Artificial intelligence, augmented reality, Internet of Things, mobile devices, etc. are increasingly being applied in manufacturing, warehousing and other areas of the supply chain by more and more companies. In the following article, Forbes reflects on how analytics can solve problems more efficiently, thus aiding in the progress and growth of companies.


Focus on solving problems that transform operations

When discussing intelligent manufacturing, it can be harmful to dwell on the technologies, such as Artificial Intelligence (AI) or Machine Learning. Too often, when business leaders focus on technologies, they tend to view them as silver bullets that will fix everything. Instead, it’s better to think of your digital deployment strategy as a journey that will help you solve more – and more complex – problems. In practice, that means focusing on the proven use cases – whether or not they involve AI, machine learning or any other emerging technology. 

The previous article on this topic focused on reaping the low-hanging fruit: reducing variability, addressing quality and machine problems faster, and having a system identify and alert operators when issues happen. These are perennial problems that manufacturers face and solving them faster drives value creation. The next step is to leverage the power of data analytics to solve problems that you otherwise would not be able to.

Solving New Problems

As you build data sets to solve existing problems, you can also be working to accumulate the data needed to address new issues – those that can only be resolved using new technologies and large data sets. Consider two use cases that, though they involve AI and machine learning, highlight targeted capabilities, not its gee-whiz possibilities. Still, these use cases are transformative because they solve problems you wouldn’t otherwise be able to solve and will drive more efficiency into the business.

Environmental Analytics: The environment in a factory – including its temperature, humidity, dew point, etc. – plays a significant role when you’re processing materials. Without environmental data and a way to quickly analyze it, a person can’t walk into a factory and say, “Today it’s a little more humid than usual, so I’m going to change the parameters like this.”

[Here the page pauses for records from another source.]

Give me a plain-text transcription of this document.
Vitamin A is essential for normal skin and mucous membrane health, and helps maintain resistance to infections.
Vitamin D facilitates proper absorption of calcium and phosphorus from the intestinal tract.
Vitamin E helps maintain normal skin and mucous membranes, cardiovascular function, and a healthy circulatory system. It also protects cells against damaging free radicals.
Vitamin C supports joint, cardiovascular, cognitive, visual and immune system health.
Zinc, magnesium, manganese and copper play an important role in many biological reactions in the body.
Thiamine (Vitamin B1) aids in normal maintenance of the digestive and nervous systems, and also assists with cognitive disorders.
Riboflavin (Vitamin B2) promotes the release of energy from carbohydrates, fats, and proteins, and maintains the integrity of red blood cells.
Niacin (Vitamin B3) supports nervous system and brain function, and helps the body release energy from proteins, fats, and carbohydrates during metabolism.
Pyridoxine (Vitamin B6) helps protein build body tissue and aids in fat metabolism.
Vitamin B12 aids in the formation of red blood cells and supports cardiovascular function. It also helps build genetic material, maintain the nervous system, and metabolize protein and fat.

However, with enough of the right data ingested and analyzed using a simple algorithm that understands how the environment affects the processing of a particular material, you can make a concrete recommendation to adjust production parameters, while optimizing for quality and output.

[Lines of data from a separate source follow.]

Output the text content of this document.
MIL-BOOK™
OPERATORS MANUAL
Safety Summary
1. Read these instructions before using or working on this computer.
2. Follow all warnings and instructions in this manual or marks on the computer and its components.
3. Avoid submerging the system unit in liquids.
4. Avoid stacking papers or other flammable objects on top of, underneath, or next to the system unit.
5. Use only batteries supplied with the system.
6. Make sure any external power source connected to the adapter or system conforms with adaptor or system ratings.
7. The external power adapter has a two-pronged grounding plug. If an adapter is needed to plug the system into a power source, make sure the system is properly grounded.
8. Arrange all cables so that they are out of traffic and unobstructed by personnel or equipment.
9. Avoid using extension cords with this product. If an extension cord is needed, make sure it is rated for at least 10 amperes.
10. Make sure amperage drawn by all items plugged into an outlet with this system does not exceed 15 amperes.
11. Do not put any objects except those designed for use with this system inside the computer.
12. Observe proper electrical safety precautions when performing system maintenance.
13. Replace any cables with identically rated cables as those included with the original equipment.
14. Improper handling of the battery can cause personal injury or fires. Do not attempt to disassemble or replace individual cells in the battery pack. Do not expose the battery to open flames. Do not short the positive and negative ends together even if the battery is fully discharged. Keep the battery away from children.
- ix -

Performance Optimization: Similarly, with data about how you’re making a product (or a family of products if they’ve been grouped), you can use a simple algorithm to analyze your production process. It looks for the best relationship between multiple variables, while optimizing for quality and output, and makes recommendations for changes that will improve the process. For example, the data might show that you’d reduce the cycle time by 5 percent if you use a different set of parameters. That information helps engineers move faster and find new solutions very quickly. 

Both of these use cases involve machine learning, but deploying machine learning isn’t the goal, solving problems is. Also, both use cases can be expanded upon. In the beginning, you’ll likely route recommendations from the models to an engineer for validation and execution. In the future, you will be able to direct them into an autonomous system, thus creating a closed-loop. With the production process leveraging artificial intelligence and machine learning, it will produce products as efficiently as possible and improve continually, with every cycle. 

What about predictive maintenance?

Many organizations think predictive maintenance is a good first digital use case, but it’s not, and here’s why. Predictive maintenance solutions require significantly more data than you need for anomaly detection and quality or performance optimization. That means it’ll take more time to build the data sets for predictive maintenance – and a much longer wait for ROI. 

The rule of thumb about building a robust, intelligent predictive system is that you need about ten times the number of examples of what you’re looking to predict multiplied by the number of variables that you’re analyzing. So, if you’re working to build a predictive maintenance case with 30 variables in a particular situation, you’re going to need 300 examples. For most manufacturers, quickly amassing such a large data set and simulate those failure modes will be challenging. 

Building the biggest data set

Becoming an intelligent manufacturer isn’t as much about what technologies you deploy as it is about helping people solve problems, make decisions and take action faster. In turn, that means making sure they have the right information at the right time. The fastest way to get started is to implement targeted, high-impact projects that leverage production data to help solve problems.

Fundamentally, the sooner you begin ingesting data, the faster you’ll be able to identify and solve problems, first by solving existing problems quicker and then by solving problems you wouldn’t otherwise be able to solve. By starting with smaller, targeted projects, you’ll be able to drive ROI as you build the much larger data sets required for more complex predictive systems – and the sooner you’ll be able to delight your customers in entirely new ways.

Because the manufacturer who will win in the end is the one who has the most data, and the biggest constraint is the time that it takes to ingest it.